The revengeful and somewhat tragic protagonist Cassie (Carey Mulligan), who lacks friends, hobbies, (successful) romantic interests, parental approval, house, or non-violent personal ambitions – as far as we know – spends many of her nights faking intoxication to teach lessons to local ‘gentlemen’ and ‘nice-guys’ turned rapists. Cassie certainly proves to be dedicated to Nina Fisher’s revenge.

‘She’s asking for it’, ‘they put themselves in danger girls like that’, the generic businessmen throw these terrifying but routinely used accusations towards Cassie, who is beginning her routine as usual. Tonight, she is sprawled across a large leather red sofa, her head hanging down. One of the businessmen feigns chivalry in a routine so familiar to Cassie she seems to anticipate his every move. The paralleling intentions of both characters place them back in his apartment, sitting closely on the sofa. We are forced to feel uncomfortable when he leans and kisses Carrie without reciprocation, although both unphased. This threatening behaviour is worsened when it is contextualized by his ignorance of the fact his one-night stand may feel more comfortable if his roommate was home, as well as his decision to provide Cassie with a much larger drink than his own. A trick Cassies deploys herself at times. Fennell uses alternating point of view shots which frames the shocked assaulter with Cassie’s legs as she abruptly asserts her sobriety. As it cuts to Cassie proudly walking home, it seems up for debate whether Fennell hoped us to imagine whether her shirt is stained by her hotdog ketchup or blood. Cassie then goes to her childhood bedroom, where she aggressively opens her notebook to add to a lengthy tally. The next morning, having breakfast with her parents, Fennell here depicts an obvious vulnerability in Cassie.
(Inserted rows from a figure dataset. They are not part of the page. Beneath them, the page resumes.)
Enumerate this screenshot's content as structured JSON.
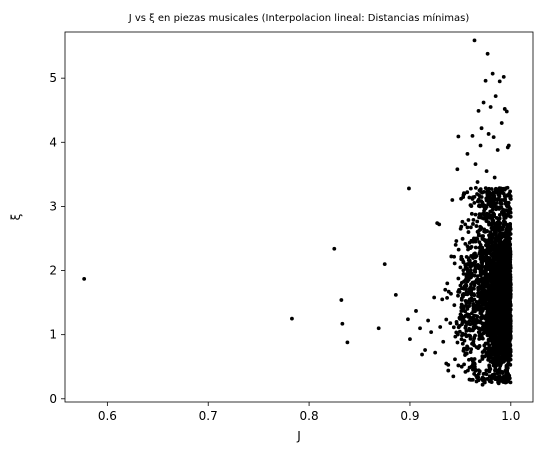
{
  "chart_data": {
    "type": "scatter",
    "title": "J vs ξ en piezas musicales (Interpolacion lineal: Distancias mínimas)",
    "xlabel": "J",
    "ylabel": "ξ",
    "xlim": [
      0.558,
      1.022
    ],
    "ylim": [
      -0.05,
      5.72
    ],
    "xticks": [
      0.6,
      0.7,
      0.8,
      0.9,
      1.0
    ],
    "xtick_labels": [
      "0.6",
      "0.7",
      "0.8",
      "0.9",
      "1.0"
    ],
    "yticks": [
      0,
      1,
      2,
      3,
      4,
      5
    ],
    "ytick_labels": [
      "0",
      "1",
      "2",
      "3",
      "4",
      "5"
    ],
    "grid": false,
    "marker_color": "#000000",
    "series": [
      {
        "points": [
          [
            0.577,
            1.87
          ],
          [
            0.783,
            1.25
          ],
          [
            0.825,
            2.34
          ],
          [
            0.832,
            1.54
          ],
          [
            0.833,
            1.17
          ],
          [
            0.838,
            0.88
          ],
          [
            0.869,
            1.1
          ],
          [
            0.875,
            2.1
          ],
          [
            0.886,
            1.62
          ],
          [
            0.899,
            3.28
          ],
          [
            0.898,
            1.24
          ],
          [
            0.9,
            0.93
          ],
          [
            0.906,
            1.37
          ],
          [
            0.91,
            1.1
          ],
          [
            0.912,
            0.69
          ],
          [
            0.915,
            0.76
          ],
          [
            0.918,
            1.22
          ],
          [
            0.921,
            1.04
          ],
          [
            0.924,
            1.58
          ],
          [
            0.925,
            0.72
          ],
          [
            0.927,
            2.74
          ],
          [
            0.929,
            2.72
          ],
          [
            0.93,
            1.12
          ],
          [
            0.932,
            1.55
          ],
          [
            0.933,
            0.89
          ],
          [
            0.935,
            1.7
          ],
          [
            0.936,
            0.55
          ],
          [
            0.937,
            1.8
          ],
          [
            0.938,
            0.44
          ],
          [
            0.94,
            1.18
          ],
          [
            0.941,
            2.22
          ],
          [
            0.942,
            3.1
          ],
          [
            0.943,
            0.35
          ],
          [
            0.944,
            1.46
          ],
          [
            0.945,
            0.97
          ],
          [
            0.946,
            2.46
          ],
          [
            0.947,
            3.58
          ],
          [
            0.948,
            4.09
          ],
          [
            0.948,
            0.52
          ],
          [
            0.95,
            2.05
          ],
          [
            0.951,
            1.3
          ],
          [
            0.952,
            2.76
          ],
          [
            0.953,
            0.75
          ],
          [
            0.954,
            3.2
          ],
          [
            0.955,
            0.42
          ],
          [
            0.956,
            1.91
          ],
          [
            0.957,
            3.82
          ],
          [
            0.958,
            2.6
          ],
          [
            0.959,
            0.3
          ],
          [
            0.96,
            3.02
          ],
          [
            0.961,
            0.62
          ],
          [
            0.962,
            4.1
          ],
          [
            0.963,
            1.48
          ],
          [
            0.964,
            5.59
          ],
          [
            0.965,
            3.66
          ],
          [
            0.966,
            0.27
          ],
          [
            0.967,
            3.38
          ],
          [
            0.968,
            4.49
          ],
          [
            0.969,
            2.88
          ],
          [
            0.97,
            3.95
          ],
          [
            0.971,
            4.22
          ],
          [
            0.972,
            0.33
          ],
          [
            0.973,
            4.62
          ],
          [
            0.974,
            2.98
          ],
          [
            0.975,
            4.96
          ],
          [
            0.976,
            3.55
          ],
          [
            0.977,
            5.38
          ],
          [
            0.978,
            4.13
          ],
          [
            0.979,
            0.28
          ],
          [
            0.98,
            4.55
          ],
          [
            0.981,
            3.18
          ],
          [
            0.982,
            5.07
          ],
          [
            0.983,
            4.08
          ],
          [
            0.984,
            3.45
          ],
          [
            0.985,
            4.72
          ],
          [
            0.986,
            2.82
          ],
          [
            0.987,
            3.88
          ],
          [
            0.988,
            0.24
          ],
          [
            0.989,
            4.95
          ],
          [
            0.99,
            3.28
          ],
          [
            0.991,
            4.3
          ],
          [
            0.992,
            0.4
          ],
          [
            0.993,
            5.02
          ],
          [
            0.994,
            4.52
          ],
          [
            0.995,
            3.04
          ],
          [
            0.996,
            4.48
          ],
          [
            0.997,
            3.92
          ],
          [
            0.998,
            3.95
          ],
          [
            0.999,
            0.32
          ],
          [
            0.972,
            0.22
          ],
          [
            0.981,
            0.26
          ],
          [
            0.99,
            0.29
          ]
        ],
        "dense_clusters": [
          {
            "x": [
              0.95,
              1.0
            ],
            "y": [
              0.25,
              3.3
            ],
            "count": 1800
          },
          {
            "x": [
              0.968,
              1.0
            ],
            "y": [
              0.6,
              2.4
            ],
            "count": 1400
          },
          {
            "x": [
              0.935,
              0.965
            ],
            "y": [
              0.45,
              2.4
            ],
            "count": 160
          }
        ]
      }
    ]
  }
}
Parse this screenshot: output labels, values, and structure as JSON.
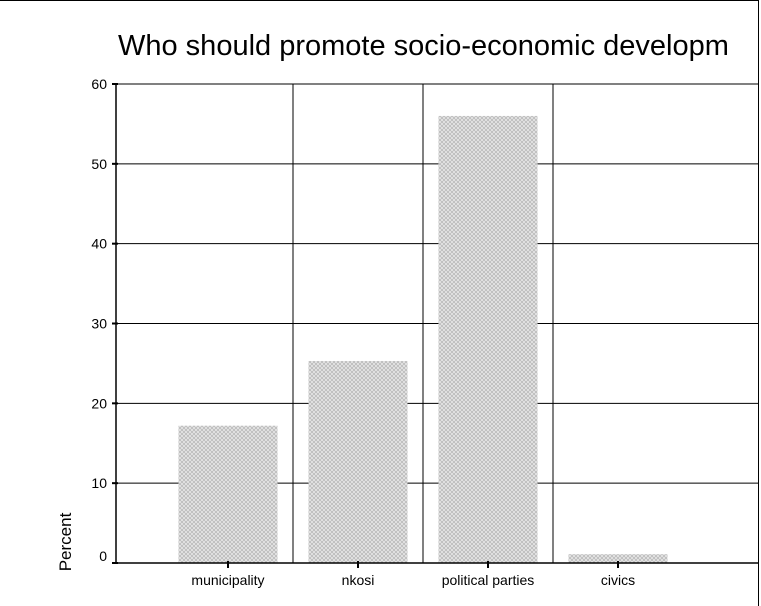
{
  "chart_data": {
    "type": "bar",
    "title": "Who should promote socio-economic developm",
    "ylabel": "Percent",
    "xlabel": "",
    "categories": [
      "municipality",
      "nkosi",
      "political parties",
      "civics"
    ],
    "values": [
      17.2,
      25.3,
      56.0,
      1.1
    ],
    "ylim": [
      0,
      60
    ],
    "yticks": [
      0,
      10,
      20,
      30,
      40,
      50,
      60
    ],
    "grid": true,
    "bar_color": "#d3d3d3"
  }
}
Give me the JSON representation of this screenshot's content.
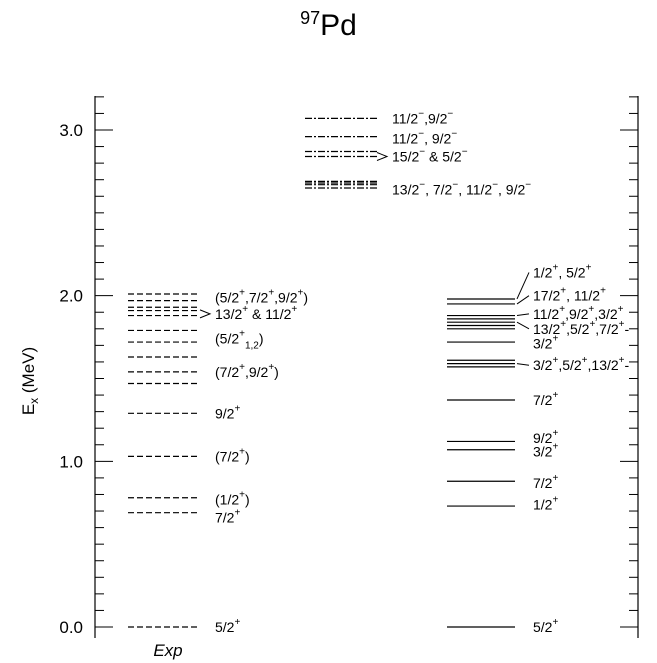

The loss of her best friend and repeated exposure to trauma seems to have holloed her and stunted her progression.

The film continues to play out obtusely through its repeated and escalating presentations of variations of the same routine shown in the opening scenes. Fennell escalates the stakes until Cassie is murdered by her best friend’s rapist. Disappointingly, this emphasizes an element of male fantasy and is not helpful nor hopeful for the 97 percent of sexual assault survivors- documented by UN Women UK. Cassie’s trauma remains unexplored in her death. The film fails to be empowering in its message when it expects audiences to take reassurance in the fact Nina and Cassie’s perpetrators have been arrested. Fennell’s celebration of police harshly underlines the out-of-touch politics of Promising. Profiting from the #metoo movement, Fennell’s work was a cash horse for FilmNation Entertainment and LuckyChap Entertainment.